Question

The number of ways in which the letters of the word "VALEDICTORY" be arranged so that the vowels may never be separated is

Answer 1

Here we need to find the number of vowels present in the word "VALEDICTORY". So we will first count the number of the words present in the given word. As the vowels can never be separated while arranging the letters so we will consider all the vowels together as one. We will then arrange the rest of the letters by taking the vowels as a single entity.
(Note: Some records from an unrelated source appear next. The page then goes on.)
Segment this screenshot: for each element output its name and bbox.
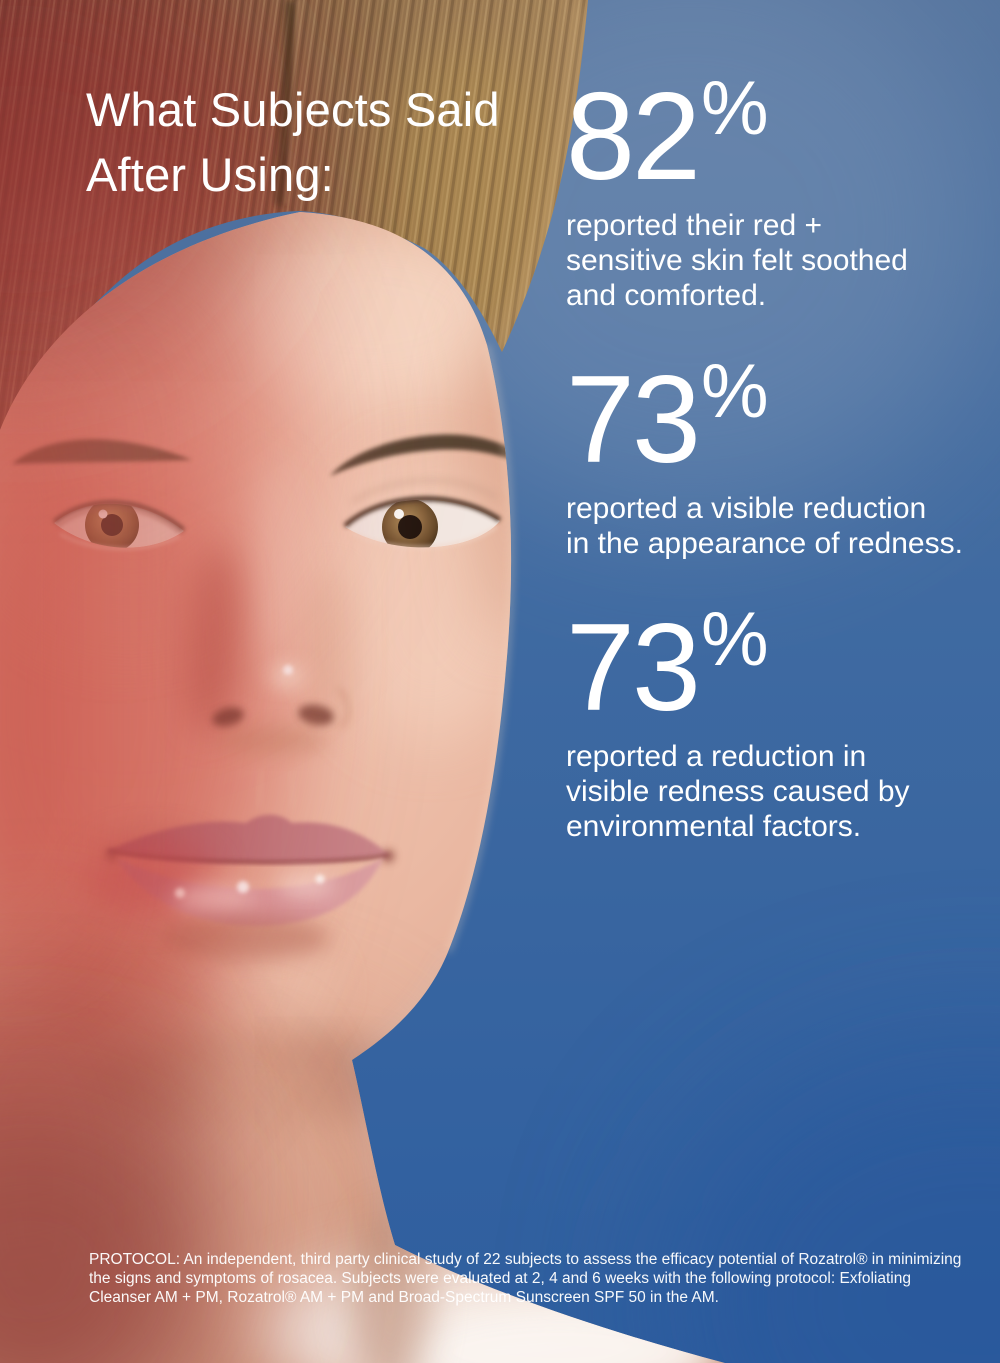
hair-part-line	[274, 0, 296, 207]
stat-description-line: in the appearance of redness.	[566, 526, 963, 560]
right-eyebrow	[330, 434, 540, 476]
stat-value: 82 %	[566, 68, 908, 206]
stat-block-environmental: 73 % reported a reduction in visible red…	[566, 599, 910, 844]
stat-description-line: sensitive skin felt soothed	[566, 243, 908, 277]
page-title: What Subjects Said After Using:	[86, 78, 500, 208]
stat-description: reported their red + sensitive skin felt…	[566, 209, 908, 313]
right-nostril	[298, 704, 334, 726]
stat-description: reported a reduction in visible redness …	[566, 740, 910, 844]
stat-description-line: reported a visible reduction	[566, 492, 927, 525]
stat-value: 73 %	[566, 351, 963, 489]
stat-value: 73 %	[566, 599, 910, 737]
protocol-footnote: PROTOCOL: An independent, third party cl…	[89, 1250, 961, 1308]
stat-digits: 73	[566, 351, 701, 489]
stat-digits: 73	[566, 599, 701, 737]
percent-sign: %	[700, 349, 769, 434]
stat-block-soothed: 82 % reported their red + sensitive skin…	[566, 68, 908, 313]
face-rim-light	[445, 344, 514, 953]
stat-digits: 82	[566, 68, 701, 206]
protocol-line: the signs and symptoms of rosacea. Subje…	[89, 1270, 911, 1288]
percent-sign: %	[700, 66, 769, 151]
stat-description-line: visible redness caused by	[566, 774, 910, 808]
stat-block-visible-reduction: 73 % reported a visible reduction in the…	[566, 351, 963, 562]
background-corner-shade	[660, 1040, 1000, 1363]
protocol-line: Cleanser AM + PM, Rozatrol® AM + PM and …	[89, 1289, 719, 1307]
percent-sign: %	[700, 597, 769, 682]
stat-description-line: and comforted.	[566, 278, 767, 312]
stat-description: reported a visible reduction in the appe…	[566, 492, 963, 562]
page-title-line1: What Subjects Said	[86, 83, 500, 136]
right-eye	[343, 478, 502, 549]
red-light-wash	[0, 0, 320, 1363]
stat-description-line: reported their red +	[566, 209, 822, 242]
stat-description-line: reported a reduction in	[566, 740, 867, 773]
stat-description-line: environmental factors.	[566, 809, 862, 843]
page-title-line2: After Using:	[86, 147, 334, 201]
protocol-line: PROTOCOL: An independent, third party cl…	[89, 1251, 962, 1268]
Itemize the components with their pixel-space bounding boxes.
Complete step-by-step answer:
The given word is "VALEDICTORY” and there are 4 vowels in the word "VALEDICTORY” and those are A, E, I, O.
Now, we will assume that all these vowels are a single entity.
We can clearly see that the total number of letters in the word "VALEDICTORY” without taking vowels as one is equal to 11.
After taking vowels as 1, the total number of letters $= \left( {11 - 4} \right) + 1 = 7 + 1 = 8$
Total number of letters $= 8$.
Total number of ways to arrange these letters in a word $= 8!$
Now, we may also observe that as we are taking the pack of vowels as one entity then the letters within that entity will also arrange.
There are 4 vowels within the vowel entity, so they will arrange in $4!$ ways.
The required number of ways to arrange the letters in a word $= 8! \times 4!$
Computing the factorial, we get
The required number of ways to arrange the letters in a word $= 8 \times 7 \times 6 \times 5 \times 4 \times 3 \times 2 \times 1 \times 4 \times 3 \times 2 \times 1$
On multiplying the numbers, we get
The required number of ways to arrange the letters in a word $= 967680$

Note: In order to solve this question , we need to know the terms vowels and consonants. There are 26 alphabets in which 5 are vowels I.e. A,E,I, O and U and the rest 21 alphabets are consonants. Here, we have taken vowels as a single entity because we had to arrange the letters in such a way that it cannot get separated. If we don’t consider it as a single identity then the vowels will be arranged in any way, may be together or separated. This will violate the given condition and thus we will get wrong answers.